He went without delay straight to the small Italian village in which
Harry had made his home. Harry's letters had prepared him for trouble
and poverty, but he had little idea of the real condition of the heir of
Sandal-Side. A few bare rooms in some dilapidated palace, grim with
faded magnificence, comfortless and dull, was the kind of place he
expected. He found him in a small cottage surrounded by a barren, sandy
patch of ground overgrown with neglected vines and vagabond weeds. The
interior was hot and untidy. On a couch a woman in the firm grip of
consumption was lying; an emaciated, feverish woman, fretful with acute
suffering. A little child, wan and waxy-looking, and apparently as ill
as its mother, wailed in a cot by her side. Signor Lanza was smoking
under a fig-tree in the neglected acre, which had been a vineyard or a
garden. Harry had gone into the village for some necessity; and when he
returned Julius felt a shock and a pang of regret for the dashing young
soldier squire that he had known as Harry Sandal.

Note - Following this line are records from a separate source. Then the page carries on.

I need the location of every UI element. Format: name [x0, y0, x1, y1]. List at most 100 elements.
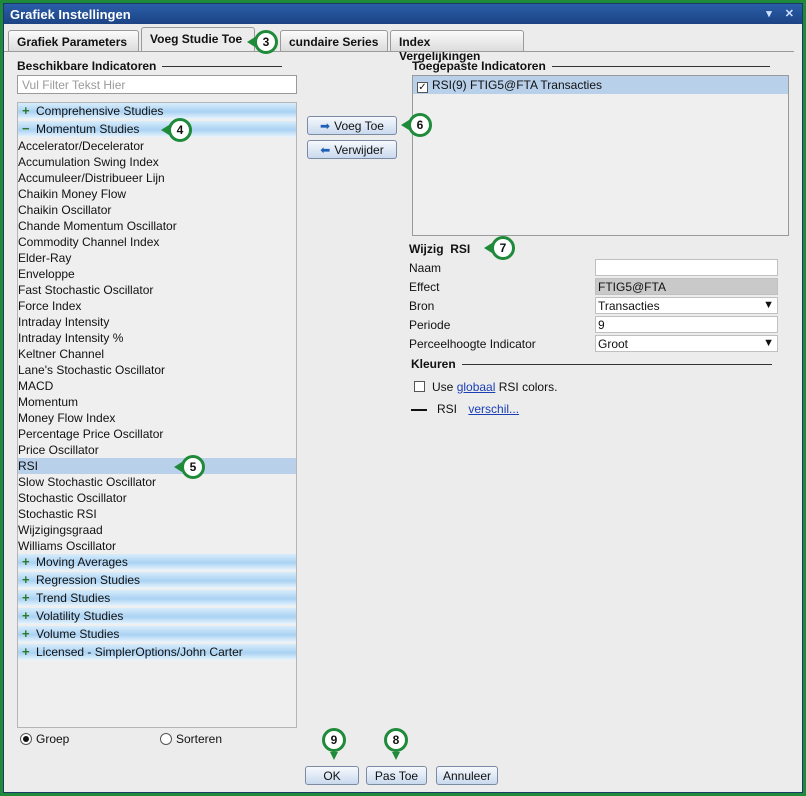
bron-select[interactable]: Transacties ▼: [595, 297, 778, 314]
list-item[interactable]: Lane's Stochastic Oscillator: [18, 362, 296, 378]
collapse-icon[interactable]: −: [22, 122, 33, 135]
tab-grafiek-parameters[interactable]: Grafiek Parameters: [8, 30, 139, 51]
callout-marker-6: 6: [401, 113, 432, 137]
list-item[interactable]: Intraday Intensity: [18, 314, 296, 330]
callout-marker-7: 7: [484, 236, 515, 260]
arrow-right-icon: ➡: [320, 119, 331, 133]
verschil-link[interactable]: verschil...: [468, 402, 519, 416]
group-volume-studies[interactable]: + Volume Studies: [18, 626, 296, 642]
list-item[interactable]: Stochastic Oscillator: [18, 490, 296, 506]
use-global-colors[interactable]: Use globaal RSI colors.: [414, 380, 557, 394]
apply-button[interactable]: Pas Toe: [366, 766, 427, 785]
naam-label: Naam: [409, 261, 442, 275]
list-item[interactable]: Fast Stochastic Oscillator: [18, 282, 296, 298]
filter-input[interactable]: [17, 75, 297, 94]
group-regression-studies[interactable]: + Regression Studies: [18, 572, 296, 588]
view-mode-sort[interactable]: Sorteren: [160, 732, 222, 746]
indicator-list[interactable]: + Comprehensive Studies − Momentum Studi…: [17, 102, 297, 728]
applied-checkbox[interactable]: ✓: [417, 82, 428, 93]
list-item[interactable]: Chaikin Oscillator: [18, 202, 296, 218]
perceel-select[interactable]: Groot ▼: [595, 335, 778, 352]
ok-button[interactable]: OK: [305, 766, 359, 785]
list-item[interactable]: Price Oscillator: [18, 442, 296, 458]
arrow-left-icon: ⬅: [320, 143, 331, 157]
list-item[interactable]: Chande Momentum Oscillator: [18, 218, 296, 234]
group-trend-studies[interactable]: + Trend Studies: [18, 590, 296, 606]
title-bar[interactable]: Grafiek Instellingen ▾ ✕: [4, 4, 802, 24]
use-global-checkbox[interactable]: [414, 381, 425, 392]
expand-icon[interactable]: +: [22, 555, 33, 568]
tab-index-vergelijkingen[interactable]: Index Vergelijkingen: [390, 30, 524, 63]
list-item[interactable]: Accelerator/Decelerator: [18, 138, 296, 154]
dropdown-arrow-icon: ▼: [763, 337, 774, 349]
list-item[interactable]: Enveloppe: [18, 266, 296, 282]
callout-marker-8: 8: [384, 728, 408, 760]
add-button[interactable]: ➡ Voeg Toe: [307, 116, 397, 135]
list-item[interactable]: MACD: [18, 378, 296, 394]
available-heading: Beschikbare Indicatoren: [17, 59, 283, 73]
list-item[interactable]: Chaikin Money Flow: [18, 186, 296, 202]
list-item[interactable]: Keltner Channel: [18, 346, 296, 362]
tab-bar: Grafiek Parameters Voeg Studie Toe cunda…: [4, 27, 794, 63]
momentum-items: Accelerator/Decelerator Accumulation Swin…: [18, 138, 296, 554]
list-item[interactable]: Slow Stochastic Oscillator: [18, 474, 296, 490]
expand-icon[interactable]: +: [22, 573, 33, 586]
perceel-label: Perceelhoogte Indicator: [409, 337, 536, 351]
expand-icon[interactable]: +: [22, 104, 33, 117]
bron-label: Bron: [409, 299, 435, 313]
list-item[interactable]: Force Index: [18, 298, 296, 314]
callout-marker-9: 9: [322, 728, 346, 760]
callout-marker-5: 5: [174, 455, 205, 479]
close-icon[interactable]: ✕: [785, 8, 794, 20]
radio-groep-label: Groep: [36, 732, 70, 746]
radio-groep[interactable]: [20, 733, 32, 745]
callout-marker-4: 4: [161, 118, 192, 142]
list-item[interactable]: Momentum: [18, 394, 296, 410]
radio-sorteren-label: Sorteren: [176, 732, 223, 746]
list-item[interactable]: Commodity Channel Index: [18, 234, 296, 250]
edit-heading: Wijzig RSI: [409, 242, 471, 256]
list-item[interactable]: Wijzigingsgraad: [18, 522, 296, 538]
line-swatch: [411, 408, 427, 411]
group-licensed-simpleroptions[interactable]: + Licensed - SimplerOptions/John Carter: [18, 644, 296, 660]
group-comprehensive-studies[interactable]: + Comprehensive Studies: [18, 103, 296, 119]
colors-heading: Kleuren: [411, 357, 772, 371]
callout-marker-3: 3: [247, 30, 278, 54]
view-mode-group[interactable]: Groep: [20, 732, 69, 746]
rsi-color-row: RSI verschil...: [411, 402, 519, 416]
list-item[interactable]: RSI: [18, 458, 296, 474]
edit-subject: RSI: [450, 242, 471, 256]
group-momentum-studies[interactable]: − Momentum Studies: [18, 121, 296, 137]
group-moving-averages[interactable]: + Moving Averages: [18, 554, 296, 570]
minimize-icon[interactable]: ▾: [766, 8, 772, 20]
applied-row[interactable]: ✓ RSI(9) FTIG5@FTA Transacties: [413, 76, 788, 94]
dropdown-arrow-icon: ▼: [763, 299, 774, 311]
expand-icon[interactable]: +: [22, 627, 33, 640]
list-item[interactable]: Williams Oscillator: [18, 538, 296, 554]
radio-sorteren[interactable]: [160, 733, 172, 745]
expand-icon[interactable]: +: [22, 591, 33, 604]
expand-icon[interactable]: +: [22, 645, 33, 658]
global-link[interactable]: globaal: [457, 380, 496, 394]
list-item[interactable]: Percentage Price Oscillator: [18, 426, 296, 442]
list-item[interactable]: Intraday Intensity %: [18, 330, 296, 346]
expand-icon[interactable]: +: [22, 609, 33, 622]
list-item[interactable]: Money Flow Index: [18, 410, 296, 426]
cancel-button[interactable]: Annuleer: [436, 766, 498, 785]
remove-button[interactable]: ⬅ Verwijder: [307, 140, 397, 159]
list-item[interactable]: Accumulation Swing Index: [18, 154, 296, 170]
naam-input[interactable]: [595, 259, 778, 276]
list-item[interactable]: Stochastic RSI: [18, 506, 296, 522]
tab-voeg-studie-toe[interactable]: Voeg Studie Toe: [141, 27, 255, 52]
periode-input[interactable]: 9: [595, 316, 778, 333]
periode-label: Periode: [409, 318, 451, 332]
list-item[interactable]: Accumuleer/Distribueer Lijn: [18, 170, 296, 186]
window-title: Grafiek Instellingen: [10, 7, 131, 22]
tab-divider: [4, 51, 794, 52]
tab-secundaire-series[interactable]: cundaire Series: [280, 30, 388, 51]
applied-list[interactable]: ✓ RSI(9) FTIG5@FTA Transacties: [412, 75, 789, 236]
list-item[interactable]: Elder-Ray: [18, 250, 296, 266]
effect-label: Effect: [409, 280, 440, 294]
group-volatility-studies[interactable]: + Volatility Studies: [18, 608, 296, 624]
applied-heading: Toegepaste Indicatoren: [412, 59, 770, 73]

He kissed his wife with passionate love and sorrow, and then turned to
Julius with that mute look of inquiry which few find themselves able to
resist.
"He is alive yet,--much better, he says; and Charlotte thinks he may be
in the fields again next season."
"Thank God! My poor Beatrice and her baby! You see what is coming to
them?"
"Yes."
"And I am so poor I cannot get her the change of air, the luxuries, the
medicines, which would at least prolong life, and make death easy.